There are several reasons why it is important for students to develop a basic understanding of how copyright and limitations such as fair use work together to encourage creativity.

Copyright is becoming an essential element of digital literacy – because everyone is a publisher now.

Students today grow up with powerful technologies at their fingertips from very early ages. These technologies enable them to access, share, copy, generate, and collaborate on creative work in ways that are new and constantly evolving. Put simply, kids today may be large-scale consumers of online media, but they are also creators, publishers, distributors, and critics. It used to be common for students to hang their work on the family refrigerator. Today, they do much, much more. From photos to homemade videos to school projects to their favorite entertainment, they post online and amass viewers and followers. It’s an environment rich with possibilities, but it also creates an immediate, practical need: Students have to know how to interact with creative work in ways that are both ethical and legal. Understanding the basic ground rules around creative work is an essential element of being a successful and engaged digital citizen, alongside issues such as online privacy, security, and cyber bullying.
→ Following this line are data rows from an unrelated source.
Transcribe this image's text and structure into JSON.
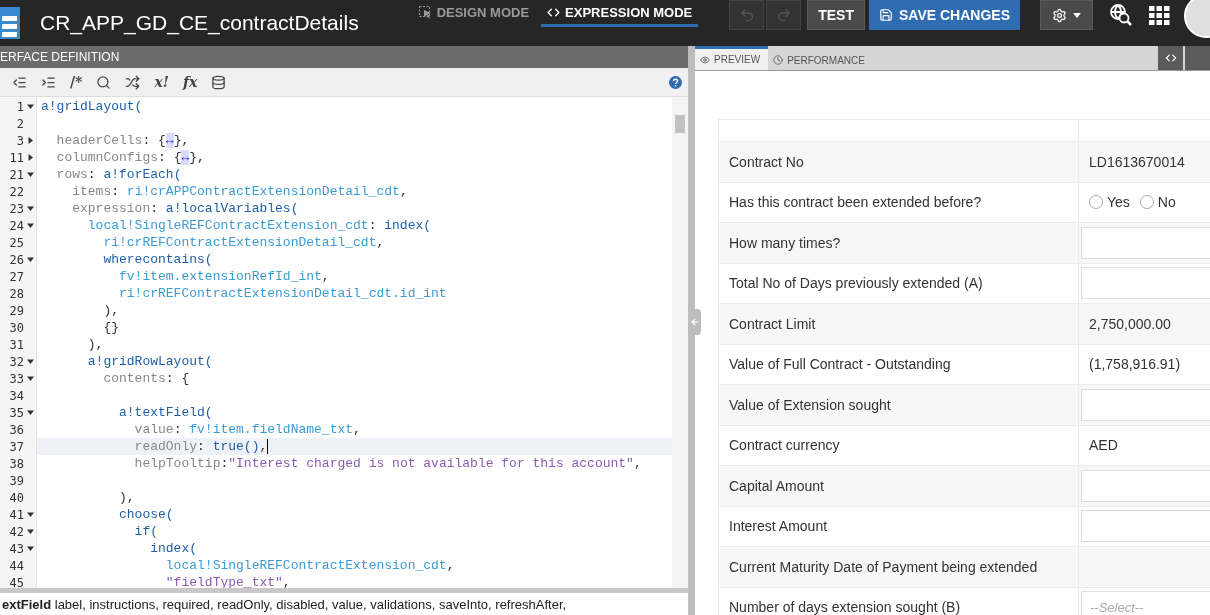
{
  "header": {
    "title": "CR_APP_GD_CE_contractDetails",
    "modes": [
      {
        "label": "DESIGN MODE",
        "kind": "design",
        "selected": false
      },
      {
        "label": "EXPRESSION MODE",
        "kind": "expression",
        "selected": true
      }
    ],
    "history": [
      {
        "kind": "undo",
        "disabled": true
      },
      {
        "kind": "redo",
        "disabled": true
      }
    ],
    "test_button": "TEST",
    "save_button": "SAVE CHANGES"
  },
  "editor": {
    "title": "ERFACE DEFINITION",
    "toolbar": {
      "comment": "/*",
      "variable": "x!",
      "function": "fx"
    },
    "lines": [
      {
        "n": "1",
        "expanded": true,
        "current": false,
        "tokens": [
          {
            "kind": "fn",
            "text": "a!gridLayout("
          }
        ]
      },
      {
        "n": "2",
        "current": false
      },
      {
        "n": "3",
        "expanded": false,
        "current": false,
        "tokens": [
          {
            "kind": "key",
            "text": "  headerCells"
          },
          {
            "kind": "plain",
            "text": ": {"
          },
          {
            "kind": "marker",
            "text": "↔"
          },
          {
            "kind": "plain",
            "text": "},"
          }
        ]
      },
      {
        "n": "11",
        "expanded": false,
        "current": false,
        "tokens": [
          {
            "kind": "key",
            "text": "  columnConfigs"
          },
          {
            "kind": "plain",
            "text": ": {"
          },
          {
            "kind": "marker",
            "text": "↔"
          },
          {
            "kind": "plain",
            "text": "},"
          }
        ]
      },
      {
        "n": "21",
        "expanded": true,
        "current": false,
        "tokens": [
          {
            "kind": "key",
            "text": "  rows"
          },
          {
            "kind": "plain",
            "text": ": "
          },
          {
            "kind": "fn",
            "text": "a!forEach("
          }
        ]
      },
      {
        "n": "22",
        "current": false,
        "tokens": [
          {
            "kind": "key",
            "text": "    items"
          },
          {
            "kind": "plain",
            "text": ": "
          },
          {
            "kind": "var",
            "text": "ri!crAPPContractExtensionDetail_cdt"
          },
          {
            "kind": "plain",
            "text": ","
          }
        ]
      },
      {
        "n": "23",
        "expanded": true,
        "current": false,
        "tokens": [
          {
            "kind": "key",
            "text": "    expression"
          },
          {
            "kind": "plain",
            "text": ": "
          },
          {
            "kind": "fn",
            "text": "a!localVariables("
          }
        ]
      },
      {
        "n": "24",
        "expanded": true,
        "current": false,
        "tokens": [
          {
            "kind": "var",
            "text": "      local!SingleREFContractExtension_cdt"
          },
          {
            "kind": "plain",
            "text": ": "
          },
          {
            "kind": "fn",
            "text": "index("
          }
        ]
      },
      {
        "n": "25",
        "current": false,
        "tokens": [
          {
            "kind": "var",
            "text": "        ri!crREFContractExtensionDetail_cdt"
          },
          {
            "kind": "plain",
            "text": ","
          }
        ]
      },
      {
        "n": "26",
        "expanded": true,
        "current": false,
        "tokens": [
          {
            "kind": "fn",
            "text": "        wherecontains("
          }
        ]
      },
      {
        "n": "27",
        "current": false,
        "tokens": [
          {
            "kind": "var",
            "text": "          fv!item.extensionRefId_int"
          },
          {
            "kind": "plain",
            "text": ","
          }
        ]
      },
      {
        "n": "28",
        "current": false,
        "tokens": [
          {
            "kind": "var",
            "text": "          ri!crREFContractExtensionDetail_cdt.id_int"
          }
        ]
      },
      {
        "n": "29",
        "current": false,
        "tokens": [
          {
            "kind": "plain",
            "text": "        ),"
          }
        ]
      },
      {
        "n": "30",
        "current": false,
        "tokens": [
          {
            "kind": "plain",
            "text": "        {}"
          }
        ]
      },
      {
        "n": "31",
        "current": false,
        "tokens": [
          {
            "kind": "plain",
            "text": "      ),"
          }
        ]
      },
      {
        "n": "32",
        "expanded": true,
        "current": false,
        "tokens": [
          {
            "kind": "fn",
            "text": "      a!gridRowLayout("
          }
        ]
      },
      {
        "n": "33",
        "expanded": true,
        "current": false,
        "tokens": [
          {
            "kind": "key",
            "text": "        contents"
          },
          {
            "kind": "plain",
            "text": ": {"
          }
        ]
      },
      {
        "n": "34",
        "current": false
      },
      {
        "n": "35",
        "expanded": true,
        "current": false,
        "tokens": [
          {
            "kind": "fn",
            "text": "          a!textField("
          }
        ]
      },
      {
        "n": "36",
        "current": false,
        "tokens": [
          {
            "kind": "key",
            "text": "            value"
          },
          {
            "kind": "plain",
            "text": ": "
          },
          {
            "kind": "var",
            "text": "fv!item.fieldName_txt"
          },
          {
            "kind": "plain",
            "text": ","
          }
        ]
      },
      {
        "n": "37",
        "current": true,
        "tokens": [
          {
            "kind": "key",
            "text": "            readOnly"
          },
          {
            "kind": "plain",
            "text": ": "
          },
          {
            "kind": "fn",
            "text": "true()"
          },
          {
            "kind": "plain",
            "text": ","
          }
        ]
      },
      {
        "n": "38",
        "current": false,
        "tokens": [
          {
            "kind": "key",
            "text": "            helpTooltip"
          },
          {
            "kind": "plain",
            "text": ":"
          },
          {
            "kind": "str",
            "text": "\"Interest charged is not available for this account\""
          },
          {
            "kind": "plain",
            "text": ","
          }
        ]
      },
      {
        "n": "39",
        "current": false
      },
      {
        "n": "40",
        "current": false,
        "tokens": [
          {
            "kind": "plain",
            "text": "          ),"
          }
        ]
      },
      {
        "n": "41",
        "expanded": true,
        "current": false,
        "tokens": [
          {
            "kind": "fn",
            "text": "          choose("
          }
        ]
      },
      {
        "n": "42",
        "expanded": true,
        "current": false,
        "tokens": [
          {
            "kind": "fn",
            "text": "            if("
          }
        ]
      },
      {
        "n": "43",
        "expanded": true,
        "current": false,
        "tokens": [
          {
            "kind": "fn",
            "text": "              index("
          }
        ]
      },
      {
        "n": "44",
        "current": false,
        "tokens": [
          {
            "kind": "var",
            "text": "                local!SingleREFContractExtension_cdt"
          },
          {
            "kind": "plain",
            "text": ","
          }
        ]
      },
      {
        "n": "45",
        "current": false,
        "tokens": [
          {
            "kind": "str",
            "text": "                \"fieldType_txt\""
          },
          {
            "kind": "plain",
            "text": ","
          }
        ]
      }
    ],
    "help_text": "**extField** label, instructions, required, readOnly, disabled, value, validations, saveInto, refreshAfter,"
  },
  "preview": {
    "tabs": [
      {
        "label": "PREVIEW",
        "kind": "preview",
        "selected": true
      },
      {
        "label": "PERFORMANCE",
        "kind": "performance",
        "selected": false
      }
    ],
    "rows": [
      {
        "label": "Contract No",
        "kind": "text",
        "value": "LD1613670014"
      },
      {
        "label": "Has this contract been extended before?",
        "kind": "radio",
        "options": [
          {
            "label": "Yes",
            "selected": false
          },
          {
            "label": "No",
            "selected": false
          }
        ]
      },
      {
        "label": "How many times?",
        "kind": "input"
      },
      {
        "label": "Total No of Days previously extended (A)",
        "kind": "input"
      },
      {
        "label": "Contract Limit",
        "kind": "text",
        "value": "2,750,000.00"
      },
      {
        "label": "Value of Full Contract - Outstanding",
        "kind": "text",
        "value": "(1,758,916.91)"
      },
      {
        "label": "Value of Extension sought",
        "kind": "input"
      },
      {
        "label": "Contract currency",
        "kind": "text",
        "value": "AED"
      },
      {
        "label": "Capital Amount",
        "kind": "input"
      },
      {
        "label": "Interest Amount",
        "kind": "input"
      },
      {
        "label": "Current Maturity Date of Payment being extended",
        "kind": "empty"
      },
      {
        "label": "Number of days extension sought (B)",
        "kind": "select",
        "placeholder": "--Select--"
      }
    ]
  }
}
That’s where copyright comes in. Whether they know it or not, copyright and fair use are directly relevant to online activities that kids engage in virtually every day. At school, students are using, creating, and sharing copyrighted works when they study everything from art and music to English and history. They produce videos or multimedia presentations in connection with project-based learning, and they learn computer skills from video editing to software coding. At home, they use the new tools technology provides to both find and create blogs, music, art, and videos, and engage on social networks to share it all with a potentially vast audience. But when is it ok to reuse or share some or all of someone else’s work? How should they expect others to treat their work? To be ethical and legal participants in their online communities, students need to be familiar with the basic concepts of copyright and fair use.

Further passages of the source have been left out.